Go on the Alerts section to view all the active alerts in your organization.

image

Using the Alerts Console, users can:

  • Search, Sort, Filter alerts.
  • Acknowledge, Force Clear or set ownership on alerts.
  • Details an alert and see all event occurrences and properties.
  • Execute Action Tools such as ping, incident system integration or any executable.
  • Click on a resource to access the dashboard or topology map.
  • Customize their alert console, by adding panels and columns.

Configure Alerts#

Predefined Alert Configurations#

Unryo is shipped with out-of-the-box, best-practice alert definitions for common devices and applications. Those alerts are enabled by default, so day one, you are informed on most common problems, for example if your AWS VMs are in trouble, if your Kubernetes PODs are running out of memory, or if your users have a degraded experience.

Setting up Alerts#

Alert definitions are managed centrally from the Configuration UI. In addition, you can also use the Unryo API to programmatically manage alert definitions.

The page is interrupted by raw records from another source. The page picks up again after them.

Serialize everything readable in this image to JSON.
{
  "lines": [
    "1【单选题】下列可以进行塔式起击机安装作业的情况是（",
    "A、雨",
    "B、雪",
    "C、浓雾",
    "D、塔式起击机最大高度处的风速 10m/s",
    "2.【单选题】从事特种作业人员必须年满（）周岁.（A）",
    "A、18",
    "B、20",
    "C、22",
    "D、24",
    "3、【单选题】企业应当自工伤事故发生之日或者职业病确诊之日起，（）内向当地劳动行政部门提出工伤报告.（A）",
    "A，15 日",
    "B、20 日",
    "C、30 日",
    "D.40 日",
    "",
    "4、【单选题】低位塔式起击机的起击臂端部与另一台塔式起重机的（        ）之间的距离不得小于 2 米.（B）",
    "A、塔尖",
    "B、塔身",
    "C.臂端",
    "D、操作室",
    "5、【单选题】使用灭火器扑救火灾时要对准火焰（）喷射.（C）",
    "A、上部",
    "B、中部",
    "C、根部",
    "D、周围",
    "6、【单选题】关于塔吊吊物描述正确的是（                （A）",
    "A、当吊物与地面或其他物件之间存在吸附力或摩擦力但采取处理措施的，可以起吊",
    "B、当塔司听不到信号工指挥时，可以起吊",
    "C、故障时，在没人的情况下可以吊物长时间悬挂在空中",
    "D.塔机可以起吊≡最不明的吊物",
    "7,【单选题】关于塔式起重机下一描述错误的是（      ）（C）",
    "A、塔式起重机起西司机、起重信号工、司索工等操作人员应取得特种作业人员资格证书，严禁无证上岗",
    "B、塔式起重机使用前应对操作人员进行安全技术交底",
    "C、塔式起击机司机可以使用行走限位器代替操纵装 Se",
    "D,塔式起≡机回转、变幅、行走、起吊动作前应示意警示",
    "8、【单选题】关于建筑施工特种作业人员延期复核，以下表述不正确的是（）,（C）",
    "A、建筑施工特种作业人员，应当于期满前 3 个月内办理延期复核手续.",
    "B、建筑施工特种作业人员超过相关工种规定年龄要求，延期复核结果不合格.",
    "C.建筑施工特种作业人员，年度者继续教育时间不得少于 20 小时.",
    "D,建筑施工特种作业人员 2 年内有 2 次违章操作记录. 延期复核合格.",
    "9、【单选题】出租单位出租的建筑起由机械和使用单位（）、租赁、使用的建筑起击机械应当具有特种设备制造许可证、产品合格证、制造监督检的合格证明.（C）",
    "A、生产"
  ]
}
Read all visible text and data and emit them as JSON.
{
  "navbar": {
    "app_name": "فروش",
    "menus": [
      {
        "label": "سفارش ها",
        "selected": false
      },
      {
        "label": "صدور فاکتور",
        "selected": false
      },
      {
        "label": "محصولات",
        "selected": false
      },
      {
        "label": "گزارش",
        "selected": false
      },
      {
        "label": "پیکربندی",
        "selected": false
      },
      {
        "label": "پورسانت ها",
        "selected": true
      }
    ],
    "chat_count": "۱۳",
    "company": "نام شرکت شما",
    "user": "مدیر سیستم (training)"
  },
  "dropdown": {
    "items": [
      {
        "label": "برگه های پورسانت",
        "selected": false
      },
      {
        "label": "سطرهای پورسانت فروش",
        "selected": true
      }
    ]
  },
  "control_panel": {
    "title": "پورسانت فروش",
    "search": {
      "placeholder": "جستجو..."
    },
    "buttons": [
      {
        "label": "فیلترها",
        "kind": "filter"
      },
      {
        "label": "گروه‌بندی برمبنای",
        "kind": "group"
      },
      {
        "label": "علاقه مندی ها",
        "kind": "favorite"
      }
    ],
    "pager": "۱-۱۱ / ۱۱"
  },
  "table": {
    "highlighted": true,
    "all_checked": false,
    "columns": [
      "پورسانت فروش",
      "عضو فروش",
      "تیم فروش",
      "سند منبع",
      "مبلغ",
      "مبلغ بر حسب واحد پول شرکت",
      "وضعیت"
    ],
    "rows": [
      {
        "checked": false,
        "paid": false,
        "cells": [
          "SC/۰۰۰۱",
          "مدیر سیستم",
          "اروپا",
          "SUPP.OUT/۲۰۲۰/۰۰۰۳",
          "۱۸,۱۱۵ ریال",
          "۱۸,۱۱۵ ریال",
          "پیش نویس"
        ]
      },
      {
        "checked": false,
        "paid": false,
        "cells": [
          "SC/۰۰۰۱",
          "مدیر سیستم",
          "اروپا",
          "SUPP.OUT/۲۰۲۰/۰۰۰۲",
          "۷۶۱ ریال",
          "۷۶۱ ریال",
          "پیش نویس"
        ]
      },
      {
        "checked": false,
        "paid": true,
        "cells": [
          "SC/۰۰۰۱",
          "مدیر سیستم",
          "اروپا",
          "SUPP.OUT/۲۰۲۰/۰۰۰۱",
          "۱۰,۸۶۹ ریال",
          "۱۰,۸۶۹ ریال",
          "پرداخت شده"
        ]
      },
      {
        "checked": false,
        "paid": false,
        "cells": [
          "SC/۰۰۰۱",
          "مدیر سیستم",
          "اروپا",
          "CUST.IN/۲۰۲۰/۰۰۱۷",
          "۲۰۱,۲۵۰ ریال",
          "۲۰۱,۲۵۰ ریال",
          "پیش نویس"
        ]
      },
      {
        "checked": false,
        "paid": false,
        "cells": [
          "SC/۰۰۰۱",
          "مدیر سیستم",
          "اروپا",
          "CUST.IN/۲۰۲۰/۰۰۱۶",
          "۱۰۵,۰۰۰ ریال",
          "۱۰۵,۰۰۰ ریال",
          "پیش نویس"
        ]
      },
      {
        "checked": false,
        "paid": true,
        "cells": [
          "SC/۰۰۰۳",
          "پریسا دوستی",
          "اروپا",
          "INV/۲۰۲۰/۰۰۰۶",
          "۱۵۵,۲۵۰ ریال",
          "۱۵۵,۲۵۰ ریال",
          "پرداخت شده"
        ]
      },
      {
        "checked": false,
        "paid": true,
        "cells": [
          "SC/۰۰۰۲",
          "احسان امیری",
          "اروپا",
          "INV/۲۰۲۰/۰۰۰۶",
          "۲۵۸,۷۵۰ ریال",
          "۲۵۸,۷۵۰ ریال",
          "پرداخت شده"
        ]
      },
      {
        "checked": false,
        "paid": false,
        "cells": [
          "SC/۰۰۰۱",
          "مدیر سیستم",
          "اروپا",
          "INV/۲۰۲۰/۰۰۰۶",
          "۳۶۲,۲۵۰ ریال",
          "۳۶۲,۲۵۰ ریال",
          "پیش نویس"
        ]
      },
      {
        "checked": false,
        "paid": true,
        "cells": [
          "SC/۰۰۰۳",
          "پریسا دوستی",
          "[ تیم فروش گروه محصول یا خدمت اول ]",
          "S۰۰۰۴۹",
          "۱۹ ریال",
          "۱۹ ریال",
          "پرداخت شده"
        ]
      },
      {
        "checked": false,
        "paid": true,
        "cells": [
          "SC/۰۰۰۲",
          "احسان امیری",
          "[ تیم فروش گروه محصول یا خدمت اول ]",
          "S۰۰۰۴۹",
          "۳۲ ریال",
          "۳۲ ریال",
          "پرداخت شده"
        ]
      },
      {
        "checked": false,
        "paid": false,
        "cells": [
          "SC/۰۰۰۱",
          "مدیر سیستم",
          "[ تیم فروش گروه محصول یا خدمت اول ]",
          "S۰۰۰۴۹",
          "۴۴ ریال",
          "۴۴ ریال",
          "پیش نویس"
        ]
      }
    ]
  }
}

Go in Configuration Management.

image

Click on the Alert Definitions panel to list all the alert configurations. Tens of configurations are available and ready to use. They are instrumented with best-practice thresholds and settings to monitor a particular technology.

image

From there, you can:

  • Enable, Disable, Delete and Duplicate an alert configuration.
  • Edit an alert configuration. You can change alert settings to your particular requirements. Typically, you may want to change thresholds, monitoring time windows, formulas, filter-out the stream of data to analyze (based on devices or any criteria), add a notification channel such as an email, Slack or other.
  • Add a new configuration. Numerous alert templates are predefined to cover most common alerting needs.

Create your own Alert Configuration#

You add an alert definition by choosing a template to start from. Templates are designed to work out-of-the-box, by covering many analytics cases, such as simple threshold, forecast, deviation, no data detection or combo-metrics KPIs. You can use them as-is or adjust your thresholds and other settings.

Click + button to open the alert editor.

Select:

  • the alert template you want to use,
  • the analytics engine on which you want this configuration to be deployed;
  • and provide a Configuration Name that is meaningful for you.
  • The Description is optional.

image

Define the alert definition as per your requirements, by specifying the stream of data to analyze, the alert conditions and which notifications to fire if any.

You can either use the Alert UI or switch in edition mode to display the configuration file.

Once done, click Apply to save and then finally Enable the configuration to start the analysis.

Configure Notifications#

Add a Notification Channel#

Now that you are familiar with how to configure alerts, you may want to have notifications from them, such as sending an email or a Slack message. Unryo allows you to automatically notify users about a serious problem or condition that requires a quick resolution.

Channel Description
Discord Sends out notifications to Discord
HipChat Sends out notifications to your HipChat room
HTTP Post Sends out notifications to a HTTP endpoint
Kafka Sends out notifications to a Kafka consumer
Microsoft Teams Sends out notifications in Microsoft Teams
MQTT Sends out notifications to MQTT
OpsGenie Sends out notifications in OpsGenie
PagerDuty Sends out notifications in PagerDuty
Pushover Sends out notifications to Pushover
ServiceNow Sends out notifications to ServiceNow
Slack Sends out notifications to your Slack channel
SMTP Sends out notifications to email recipients
SNMP Traps Sends out notifications as SNMP Traps to a SNMP Trap receiver.
Telegram Sends out notifications to Telegram
VictorOps Sends out notifications in VictorOps

Notification rate limiting & silencing#

Notification Channels can be configured to limit the notification rate, and prevent a same notification to be fired in some situations.